Stephens' comments highlight a long-running turf war between IT and finance departments over the control of IT spending and the impact of regulations such as the Freedom of Information Act and Sarbanes-Oxley.
To make compliance projects easier, Stephens suggested organisations should use technology to automate business and, where possible, reduce the number of IT systems to make it easier to find important information.
He said the biggest challenges facing IT directors in compliance projects are dealing with disparate IT systems, often in different regions; demonstrating to regulators that there are controls on access to sensitive information; and documenting various business processes - for instance, invoicing a supplier - in an electronic format.
Business benefits of compliance
Much of the publicity surrounding corporate governance regulations has focused on the penalties companies face for failing to achieve compliance. But according to Laurie Stephens, vice-president and head of compliance services at Capgemini, compliance with regulations can yield a range of benefits for IT departments.

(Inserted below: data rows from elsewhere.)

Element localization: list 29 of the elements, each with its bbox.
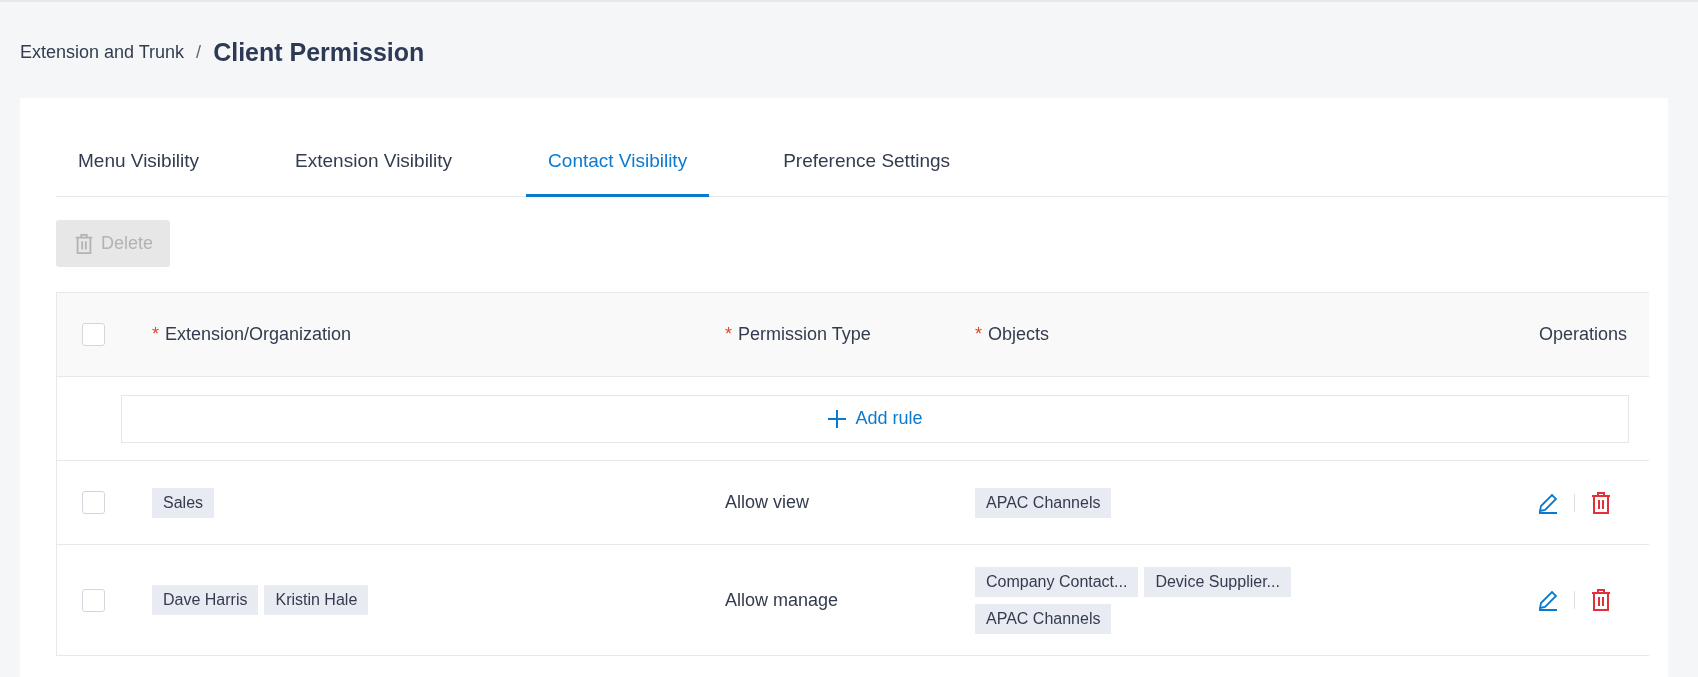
tab[interactable]: Extension Visibility <box>273 128 475 197</box>
member-tag: Kristin Hale <box>264 585 369 615</box>
page-title: Client Permission <box>213 37 425 67</box>
select-all-checkbox[interactable] <box>82 323 105 346</box>
tab[interactable]: Contact Visibility <box>526 128 710 197</box>
row-checkbox[interactable] <box>82 491 105 514</box>
plus-icon <box>827 408 848 429</box>
trash-icon <box>73 232 95 255</box>
column-header: * Objects <box>975 324 1051 345</box>
object-tag: Company Contact... <box>975 566 1139 597</box>
tab[interactable]: Menu Visibility <box>56 128 222 197</box>
object-tag: APAC Channels <box>975 487 1112 518</box>
object-tag: APAC Channels <box>975 603 1112 634</box>
add-rule-button[interactable]: Add rule <box>121 394 1629 443</box>
column-header: Operations <box>1538 324 1627 345</box>
object-tag: Device Supplier... <box>1144 566 1291 597</box>
edit-button[interactable] <box>1536 588 1560 612</box>
delete-row-button[interactable] <box>1589 490 1613 515</box>
tab[interactable]: Preference Settings <box>761 128 973 197</box>
breadcrumb-link[interactable]: Extension and Trunk <box>20 41 185 63</box>
breadcrumb-separator: / <box>196 41 202 63</box>
permission-type: Allow manage <box>725 589 839 611</box>
column-header: * Extension/Organization <box>152 324 353 345</box>
permission-type: Allow view <box>725 492 810 513</box>
member-tag: Dave Harris <box>152 585 259 615</box>
column-header: * Permission Type <box>725 324 872 345</box>
row-checkbox[interactable] <box>82 588 105 612</box>
delete-row-button[interactable] <box>1589 588 1613 612</box>
member-tag: Sales <box>152 487 215 518</box>
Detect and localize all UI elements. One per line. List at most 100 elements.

If IT departments take a long- term approach to compliance, the benefits will include a 15% to 30% reduction in operating costs and better quality data, he said.
"For the IT department, the compliance challenge is about bridging the gap with the rest of the business and ensuring regulatory compliance is embedded in the business processes and supporting systems."
Stephens said the benefits to IT departments of a systemic approach to IT can include:
- Improved efficiency for the IT department via the elimination of data silos to provide a "single version of the truth" for key information. This provides more accurate data and better knowledge of the customer and suppliers.
- Improved efficiency for the IT department through standardised, consistent business processes. Ways of working also become more consistent.
- Better value for money from IT suppliers as a result of standardised requirements and procedures.
- Better alignment between the IT department and the rest of the organisation.
- Reduced operational risk as a result of improved risk management processes and procedures.